Americans like to believe that democracy is the best path to political stability in an increasingly unstable and dangerous world. That is understandable, given our nation’s success.
But by itself democracy may not always be the best path to pacification of the populations in countries burdened with histories of religious, cultural and ethnic rivalries.
There may be a need for an intermediate step before democracy can take root in places with no history of self-rule or where furious divisions endure.
Today, there are many examples that all too painfully make that point: Iraq and Afghanistan are of the greatest concern to Americans, but the same lessons are there to be learned in Syria, Egypt, Libya and Myanmar, among others.
Western political leaders, in advocating democracy, should not overlook the lessons learned from the aftermath of World War II or, as an instructive contrast, the terrible fighting that followed the dismantling of Yugoslavia.
After the horrors of World War II, Western statesmen recognized that Germany would not be ready for democracy until the divisive issues that had led it into World War II had been satisfactorily resolved.
Germany needed to be rid of the demons that were turned loose by the Nazis and to pay a price for their evil deeds.
The Nuremberg trials, holding Nazi leaders accountable for their vile actions, served as a national cleansing and ultimately made it possible for democracy to flourish.
The opposite has happened in the volatile Balkans, where Europe worries that another war is just over the horizon.
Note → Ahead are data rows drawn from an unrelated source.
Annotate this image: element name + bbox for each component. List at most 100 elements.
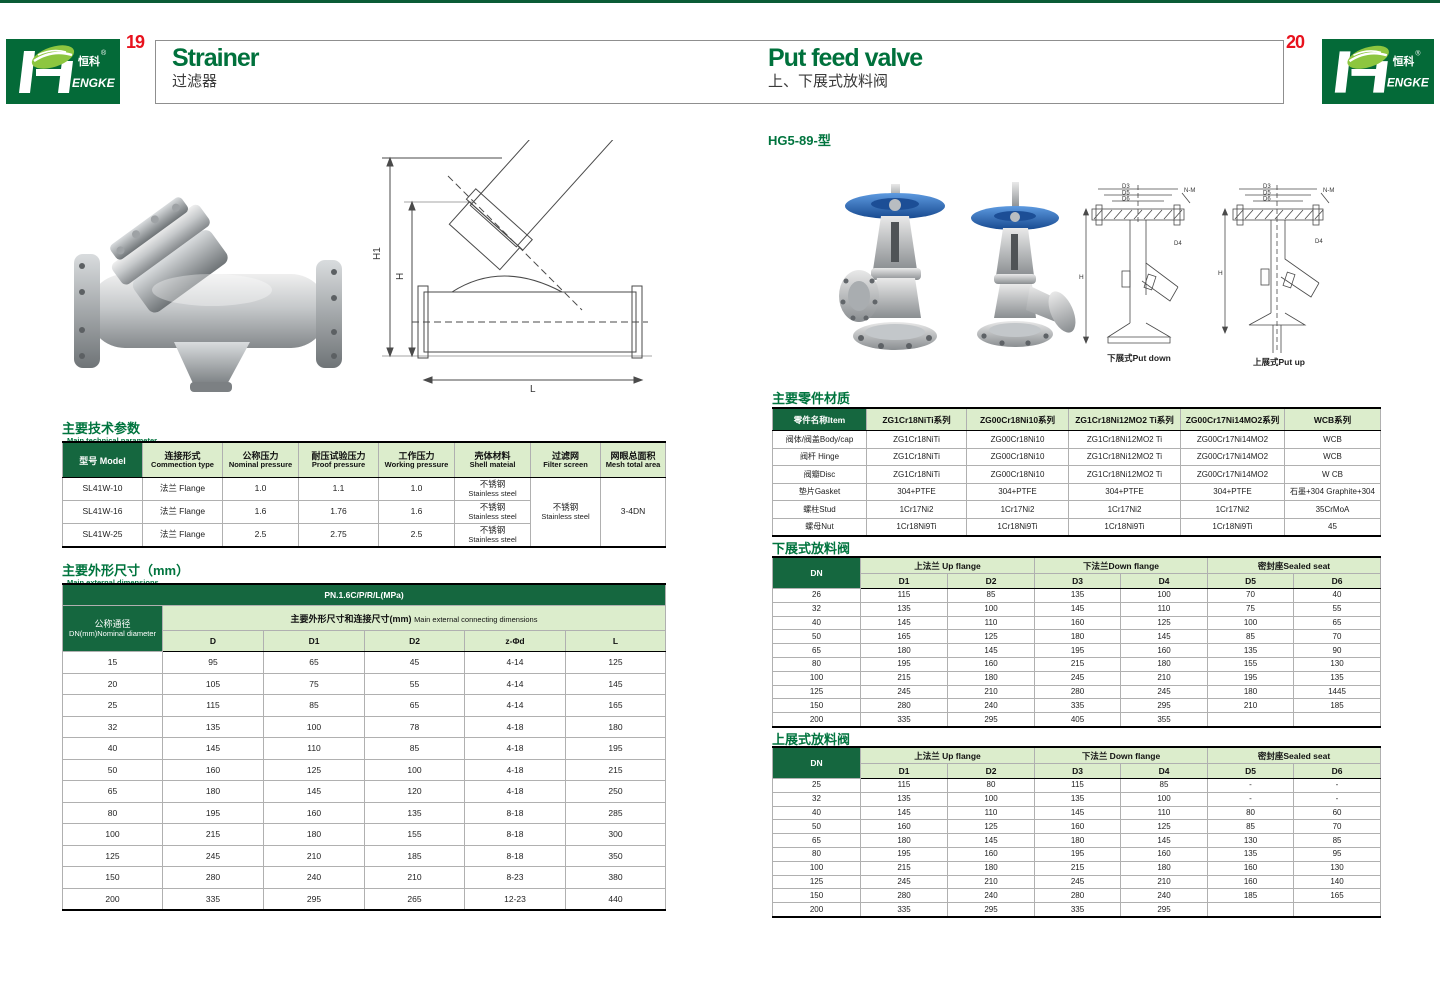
table-cell: 240 [947,698,1035,714]
table-cell: 185 [364,844,465,867]
table-cell: 15 [62,651,163,674]
table-cell: 335 [860,902,948,918]
dim-label-h: H [1218,270,1223,277]
dim-label-nm: N-M [1184,188,1195,194]
col-header-l: L [564,630,667,652]
table-row: 150 280 240 335 295 210 185 [772,698,1381,714]
table-cell: 145 [263,780,365,803]
left-title-zh: 过滤器 [172,72,218,90]
table-cell: 165 [860,629,948,645]
table-cell: WCB [1284,430,1381,449]
table-cell: 110 [947,805,1035,821]
group-header-down-flange: 下法兰Down flange [1034,556,1208,574]
col-header-connection: 连接形式 Commection type [142,441,223,478]
table-cell: 85 [1293,833,1382,848]
table-cell: 1445 [1293,684,1381,700]
table-cell: ZG00Cr18Ni10 [966,465,1069,484]
table-cell: 55 [364,672,465,695]
logo-zh-text: 恒科 [1393,54,1415,68]
table-cell: ZG00Cr18Ni10 [966,447,1069,466]
table-cell: 145 [947,643,1035,658]
table-cell: ZG00Cr17Ni14MO2 [1180,447,1285,466]
cell-connection: 法兰 Flange [142,477,223,501]
table-cell: 160 [1207,860,1295,876]
table-cell: 180 [860,833,948,848]
col-header-d: D [162,630,264,652]
table-cell: 100 [62,823,163,846]
cell-working: 1.0 [378,477,455,501]
table-row: 阀体/阀盖Body/cap ZG1Cr18NiTi ZG00Cr18Ni10 ZG1C… [772,430,1381,449]
table-cell: 4-14 [464,694,566,717]
table-cell [1293,712,1381,728]
dim-label-d5: D5 [1122,191,1130,197]
table-row: 200 335 295 265 12-23 440 [62,887,667,911]
table-cell: 65 [62,780,163,803]
col-header-model: 型号 Model [62,441,143,478]
table-cell: 80 [62,801,163,824]
table-cell: 115 [860,778,948,793]
table-row: 80 195 160 195 160 135 95 [772,846,1382,862]
table-cell: 100 [947,601,1035,617]
table-cell: 135 [162,715,264,738]
table-cell: 245 [860,684,948,700]
table-cell: 215 [860,670,948,686]
table-cell: 245 [1034,874,1121,890]
table-cell [1207,712,1294,728]
table-cell: 165 [1293,888,1382,904]
table-cell: 100 [1207,615,1294,631]
col-header-series-1: ZG1Cr18NiTi系列 [866,407,967,431]
table-header-row: D1 D2 D3 D4 D5 D6 [773,573,1381,589]
table-cell: 1Cr18Ni9Ti [866,517,967,537]
table-row: 200 335 295 335 295 [772,902,1382,918]
table-cell: 280 [162,866,264,889]
table-cell: 95 [1293,846,1382,862]
table-cell: 295 [1120,698,1208,714]
page-number-right: 20 [1286,32,1305,52]
table-cell: 85 [1207,629,1294,645]
table-cell: 125 [772,874,861,890]
dim-label-d3: D3 [1263,184,1271,190]
table-cell: 105 [162,672,264,695]
top-rule [0,0,1440,3]
col-header-zphid: z-Φd [464,630,566,652]
title-banner: Strainer 过滤器 Put feed valve 上、下展式放料阀 [155,40,1284,104]
table-cell: 32 [62,715,163,738]
table-cell: 145 [947,833,1035,848]
table-cell: 195 [1207,670,1294,686]
table-cell: 145 [162,737,264,760]
col-header-series-4: ZG00Cr17Ni14MO2系列 [1180,407,1285,431]
table-cell: 4-18 [464,737,566,760]
table-row: 65 180 145 195 160 135 90 [772,643,1381,658]
table-row: 25 115 80 115 85- - [772,778,1382,793]
section-title-en: Main technical parameter [67,436,157,445]
page-number-left: 19 [126,32,145,52]
table-cell: 125 [263,758,365,781]
table-cell: 65 [263,651,365,674]
col-header-d1: D1 [263,630,365,652]
table-cell: 180 [1207,684,1294,700]
table-cell: 110 [947,615,1035,631]
table-cell: 4-14 [464,651,566,674]
table-cell: 215 [1034,656,1121,672]
table-cell: 1Cr17Ni2 [1180,500,1285,519]
col-header-d6: D6 [1293,573,1381,589]
dim-label-h: H [1079,274,1084,281]
table-cell: 210 [263,844,365,867]
cell-nominal: 1.0 [222,477,299,501]
table-cell: 阀体/阀盖Body/cap [772,430,867,449]
table-cell: 145 [1120,629,1208,645]
table-row: 125 245 210 185 8-18 350 [62,844,667,867]
table-cell: 8-18 [464,801,566,824]
table-cell: 215 [1034,860,1121,876]
table-cell: 160 [1120,643,1208,658]
table-cell: 245 [860,874,948,890]
put-up-drawing: D3 D5 D6 N-M D4 H [1218,184,1334,353]
col-header-series-3: ZG1Cr18Ni12MO2 Ti系列 [1068,407,1181,431]
table-cell: 280 [860,698,948,714]
table-cell: 180 [860,643,948,658]
table-cell: 160 [162,758,264,781]
table-cell: 85 [947,588,1035,603]
right-title-zh: 上、下展式放料阀 [768,72,889,90]
table-cell: 32 [772,791,861,807]
col-header-d2: D2 [947,573,1035,589]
Europeans are well aware that World War I began 100 years ago with an assassination in that deeply divided region.
After World War II, the Balkans remained peaceful only because they were under the crushing thumb of a communist (but anti-Moscow) dictator, Marshal Tito. It wasn’t long after his death that the various parts of what was then called Yugoslavia began fighting each other over their deep ethnic and religious differences and, despite the peace accord brokered by the United States, they’re still at it. Of greater immediate concern to Washington is the future of Afghanistan, where democracy — a truly foreign concept to most Afghans — is in its infancy and where its chances of survival seem slim. When the last American troops leave, there’s no telling what will happen to the wobbly democracy effort.
It is one thing for the United States and its allies to steer the Afghan people to the polls, but that exercise in democracy won’t cure that nation’s ills unless it is accompanied by a plan to resolve the bitter rivalries, not only among those who are taking part in the democratic process, but also among those who seek to undermine it.
And consider the immediate example of Libya. Moammar Gadhafi’s demise was welcomed by the West, but now the situation there is so dangerous that the United States has recalled its entire diplomatic delegation.
And by steering Iraq to democracy without making sure it had a solid foundation, the West invited further instability, fueled by religious and ethnic hatreds that existed long before the execution of Saddam Hussein and the introduction of the ballot box.
“No one [in Iraq] feels that there has been sufficient progress by any means in the area of national reconciliation,” Gen. David Petraeus recognized in 2008.
So it was no surprise that the United States has had to send jets to bomb Islamic militants threatening Iraqi civilians and American military forces still serving in Iraq.
Without the important process of genuine reconciliation, Iraq’s politics have been overwhelmed by the concept of revenge rather than the cooperation and tolerance essential to democracy.
Be prepared for more of the same in Afghanistan, and in other hot spots across the globe.